Is Jesus coming back soon? I’m guessing that if even unbelievers believe he is, then he highly likely isn’t, particularly if they’re eagerly looking forward to his coming as a means to resolve the many (for the most part manufactured) crises around the world. Scripture tells us not only that Jesus will come back when we least expect him, but that there will be weeping and wailing by all those who rejected him when they see Jesus coming in glory and realize in an instant what they’ve lost; there won’t be a raucous drunken welcome party on the roof of the local high rise: there’ll be mass instantaneous insanity.
If not Jesus, then who might actually be coming soon are the dragon and false prophet who lord over the beast system. The false prophet might in fact go by the name of Jesus (or “The Prophet Formerly Known As Jesus”). Muslims believe that Jesus will return and serve as an advisor to a benign world ruler. Commercialized Christians believe that Jesus will set up a world government. See how nicely the devil’s lies dovetail? This is why we need to stick to scriptural fact rather than worldly fiction.
The Kingdom of God exists here and now. I know, because I live in it and have lived in it since I was reborn over 23 years ago. Jesus is not coming back to set up his Kingdom because it already exists. His Kingdom is a spiritual realm, not a worldly one. You cannot see it with your physical eyes, but genuine born-again believers can see it with their spiritual eyes. So no, Jesus is not coming back in glory in his glorified body to set up a worldly kingdom; he mentioned several times that his Kingdom is not of this world – that is, his Kingdom is a spiritual realm, not a worldly one. Jesus is coming back in glory in his glorified body to judge the world before its final destruction, nothing more and nothing less.

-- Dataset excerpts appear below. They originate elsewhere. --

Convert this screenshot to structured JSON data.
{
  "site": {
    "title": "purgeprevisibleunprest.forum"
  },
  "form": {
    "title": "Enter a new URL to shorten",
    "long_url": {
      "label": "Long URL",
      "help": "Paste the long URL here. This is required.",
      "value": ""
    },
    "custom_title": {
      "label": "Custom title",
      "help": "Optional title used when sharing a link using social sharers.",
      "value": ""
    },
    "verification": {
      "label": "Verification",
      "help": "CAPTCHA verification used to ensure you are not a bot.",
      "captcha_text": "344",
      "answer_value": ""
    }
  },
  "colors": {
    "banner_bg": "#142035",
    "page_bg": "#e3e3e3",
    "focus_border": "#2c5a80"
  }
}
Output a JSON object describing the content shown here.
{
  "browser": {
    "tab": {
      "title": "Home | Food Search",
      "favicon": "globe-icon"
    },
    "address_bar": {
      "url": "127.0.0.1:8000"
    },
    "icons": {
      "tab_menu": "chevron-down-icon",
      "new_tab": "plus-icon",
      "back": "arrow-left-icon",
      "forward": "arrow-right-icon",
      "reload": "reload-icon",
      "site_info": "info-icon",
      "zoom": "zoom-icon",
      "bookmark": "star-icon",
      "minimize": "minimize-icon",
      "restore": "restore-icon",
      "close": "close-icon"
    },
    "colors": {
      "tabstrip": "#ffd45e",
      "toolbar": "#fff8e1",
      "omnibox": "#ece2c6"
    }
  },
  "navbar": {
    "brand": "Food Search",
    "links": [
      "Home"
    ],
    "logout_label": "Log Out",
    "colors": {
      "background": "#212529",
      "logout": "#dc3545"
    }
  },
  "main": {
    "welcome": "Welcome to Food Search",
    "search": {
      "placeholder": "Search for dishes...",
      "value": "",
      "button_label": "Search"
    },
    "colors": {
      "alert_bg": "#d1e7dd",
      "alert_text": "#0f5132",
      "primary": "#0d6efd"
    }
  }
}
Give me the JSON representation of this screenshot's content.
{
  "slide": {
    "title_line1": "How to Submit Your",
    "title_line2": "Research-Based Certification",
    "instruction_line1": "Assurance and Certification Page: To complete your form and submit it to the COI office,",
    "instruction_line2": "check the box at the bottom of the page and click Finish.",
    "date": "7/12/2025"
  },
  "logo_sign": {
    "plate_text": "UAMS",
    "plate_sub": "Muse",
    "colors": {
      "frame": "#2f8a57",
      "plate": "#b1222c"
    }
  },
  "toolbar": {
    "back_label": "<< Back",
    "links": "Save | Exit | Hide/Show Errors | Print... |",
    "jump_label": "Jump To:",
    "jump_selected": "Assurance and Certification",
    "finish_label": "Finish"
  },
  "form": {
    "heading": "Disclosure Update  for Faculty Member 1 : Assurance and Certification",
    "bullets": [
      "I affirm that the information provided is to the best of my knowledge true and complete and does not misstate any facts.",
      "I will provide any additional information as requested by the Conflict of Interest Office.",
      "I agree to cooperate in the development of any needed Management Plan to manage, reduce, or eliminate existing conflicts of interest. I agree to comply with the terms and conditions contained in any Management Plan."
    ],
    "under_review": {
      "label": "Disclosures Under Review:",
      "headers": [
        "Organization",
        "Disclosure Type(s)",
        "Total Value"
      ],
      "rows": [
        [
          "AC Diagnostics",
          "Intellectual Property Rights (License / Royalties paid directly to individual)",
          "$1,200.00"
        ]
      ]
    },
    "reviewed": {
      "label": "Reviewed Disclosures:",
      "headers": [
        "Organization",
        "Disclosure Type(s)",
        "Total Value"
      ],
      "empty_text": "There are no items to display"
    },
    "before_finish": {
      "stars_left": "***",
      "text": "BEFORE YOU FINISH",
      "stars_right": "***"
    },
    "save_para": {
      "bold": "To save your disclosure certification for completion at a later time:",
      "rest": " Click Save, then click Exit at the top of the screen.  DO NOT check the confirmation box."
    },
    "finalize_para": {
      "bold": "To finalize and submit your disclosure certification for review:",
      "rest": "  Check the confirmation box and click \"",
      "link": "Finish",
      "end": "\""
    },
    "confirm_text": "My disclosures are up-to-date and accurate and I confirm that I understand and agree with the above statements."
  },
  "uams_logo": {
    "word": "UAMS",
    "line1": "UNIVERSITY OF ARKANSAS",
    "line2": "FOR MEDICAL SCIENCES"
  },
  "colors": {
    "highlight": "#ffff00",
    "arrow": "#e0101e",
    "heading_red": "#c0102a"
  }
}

But according to scripture, much needs to happen yet before Jesus comes back to judge the “quick and the dead”. There’ll be massive world-wide cataclysms that take place everywhere at the same time, a collapse of a third of the world’s ecosystems, and a world war that results in the killing and die-off of most of the world’s inhabitants. There’ll also be the building of the third temple and the establishment of the “beast system” that has at its core the infamous and dreaded mark. None of these events have occurred yet; at least I haven’t seen them, and I’ve been watching every day, all day, just like Jesus told us to do.
So is Jesus coming back soon? That depends on how you define ‘soon’. Christians who base their beliefs on scripture say “no”, false prophets say “yes”.
Who ya gonna believe?
If someone does come soon claiming to be Jesus, will you be up there on the roof with the commercialized Christians and unbelievers, waving welcome signs?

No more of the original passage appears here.